Home > Analysis, Inequalities, Problem Solving > Traian Lalescu contest 2009 Problem 3

## Traian Lalescu contest 2009 Problem 3

Suppose $n \in \Bbb{N}, \ n \geq 2$ and $x_1,...,x_n >0,\ x_1+x_2+...+x_n=1$.Prove that

$\displaystyle \sum_{k=1}^n \frac{x_k}{1+k(x_1^2+x_2^2+...+x_k^2)}< \frac{\pi}{4}$, and the constant $\pi/4$ is the best possible.

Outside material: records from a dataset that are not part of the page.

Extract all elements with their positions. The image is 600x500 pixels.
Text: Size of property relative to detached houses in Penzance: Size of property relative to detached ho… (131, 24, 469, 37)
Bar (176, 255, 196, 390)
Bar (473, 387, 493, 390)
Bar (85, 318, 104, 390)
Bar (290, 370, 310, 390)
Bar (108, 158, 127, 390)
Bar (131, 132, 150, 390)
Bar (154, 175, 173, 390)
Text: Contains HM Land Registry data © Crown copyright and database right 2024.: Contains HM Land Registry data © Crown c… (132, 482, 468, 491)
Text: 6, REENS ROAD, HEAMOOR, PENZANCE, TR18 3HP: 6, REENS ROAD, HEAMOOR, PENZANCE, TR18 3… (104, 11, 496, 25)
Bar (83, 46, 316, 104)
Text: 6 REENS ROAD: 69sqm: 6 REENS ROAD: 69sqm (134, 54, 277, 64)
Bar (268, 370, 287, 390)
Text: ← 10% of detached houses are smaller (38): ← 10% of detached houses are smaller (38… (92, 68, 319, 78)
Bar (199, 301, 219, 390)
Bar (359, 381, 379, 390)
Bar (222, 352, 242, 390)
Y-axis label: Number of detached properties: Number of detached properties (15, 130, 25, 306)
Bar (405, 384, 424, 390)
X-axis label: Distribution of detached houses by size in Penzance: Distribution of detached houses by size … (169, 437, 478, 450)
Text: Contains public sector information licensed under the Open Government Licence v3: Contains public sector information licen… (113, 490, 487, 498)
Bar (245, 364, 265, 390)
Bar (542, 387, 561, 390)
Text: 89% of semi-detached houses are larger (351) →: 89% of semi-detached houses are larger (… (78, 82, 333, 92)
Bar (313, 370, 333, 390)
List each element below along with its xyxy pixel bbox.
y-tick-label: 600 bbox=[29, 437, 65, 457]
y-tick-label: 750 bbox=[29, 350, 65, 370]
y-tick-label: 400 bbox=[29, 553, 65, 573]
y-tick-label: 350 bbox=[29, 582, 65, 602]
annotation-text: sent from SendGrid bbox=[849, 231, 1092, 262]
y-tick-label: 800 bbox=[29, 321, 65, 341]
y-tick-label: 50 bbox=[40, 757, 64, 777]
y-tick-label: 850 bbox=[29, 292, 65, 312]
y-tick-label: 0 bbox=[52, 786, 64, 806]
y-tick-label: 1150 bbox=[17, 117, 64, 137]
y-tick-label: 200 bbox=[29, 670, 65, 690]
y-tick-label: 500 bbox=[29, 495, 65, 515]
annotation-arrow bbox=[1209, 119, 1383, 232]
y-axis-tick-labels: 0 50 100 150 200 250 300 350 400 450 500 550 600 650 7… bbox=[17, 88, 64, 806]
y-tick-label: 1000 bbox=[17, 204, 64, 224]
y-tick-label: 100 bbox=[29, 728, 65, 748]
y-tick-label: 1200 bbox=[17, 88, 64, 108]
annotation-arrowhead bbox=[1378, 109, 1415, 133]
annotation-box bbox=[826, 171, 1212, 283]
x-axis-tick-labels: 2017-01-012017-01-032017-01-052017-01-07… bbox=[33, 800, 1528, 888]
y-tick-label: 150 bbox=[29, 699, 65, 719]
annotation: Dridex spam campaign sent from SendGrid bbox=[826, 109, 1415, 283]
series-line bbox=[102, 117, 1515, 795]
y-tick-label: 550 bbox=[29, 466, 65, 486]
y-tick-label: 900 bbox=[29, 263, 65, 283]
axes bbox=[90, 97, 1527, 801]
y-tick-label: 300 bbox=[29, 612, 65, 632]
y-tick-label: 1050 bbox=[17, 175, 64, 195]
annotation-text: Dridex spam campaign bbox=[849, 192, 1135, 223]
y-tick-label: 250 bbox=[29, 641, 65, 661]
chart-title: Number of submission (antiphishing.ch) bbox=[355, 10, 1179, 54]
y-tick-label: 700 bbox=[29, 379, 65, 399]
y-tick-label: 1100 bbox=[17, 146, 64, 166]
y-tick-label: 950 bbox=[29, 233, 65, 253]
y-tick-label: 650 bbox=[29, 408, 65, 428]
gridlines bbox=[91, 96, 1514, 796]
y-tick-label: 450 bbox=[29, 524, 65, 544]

Traian Lalescu contest 2009

1. May 11, 2011 at 2:53 pm

I don’t have a solution for the inequality, but if one can show it then we can conclude $\pi/4$ is the optimal constant by picking $x_1 = x_2 = x_3 = ... = x_n = 1/n$, which makes the sum a Riemann integral for $\int_0^1 1/(1+x^2) dx = \pi/4$, so we can make the sum arbitrarily close to $\pi/4$ by picking sufficiently large $n$.

• May 11, 2011 at 6:29 pm

Thank you for your remark. If you noticed that, you are very close to solving the inequality. The idea is to apply Cauchy Schwarz and then see that the result is indeed a Riemann sum for the given integral, which is smaller than the integral itself.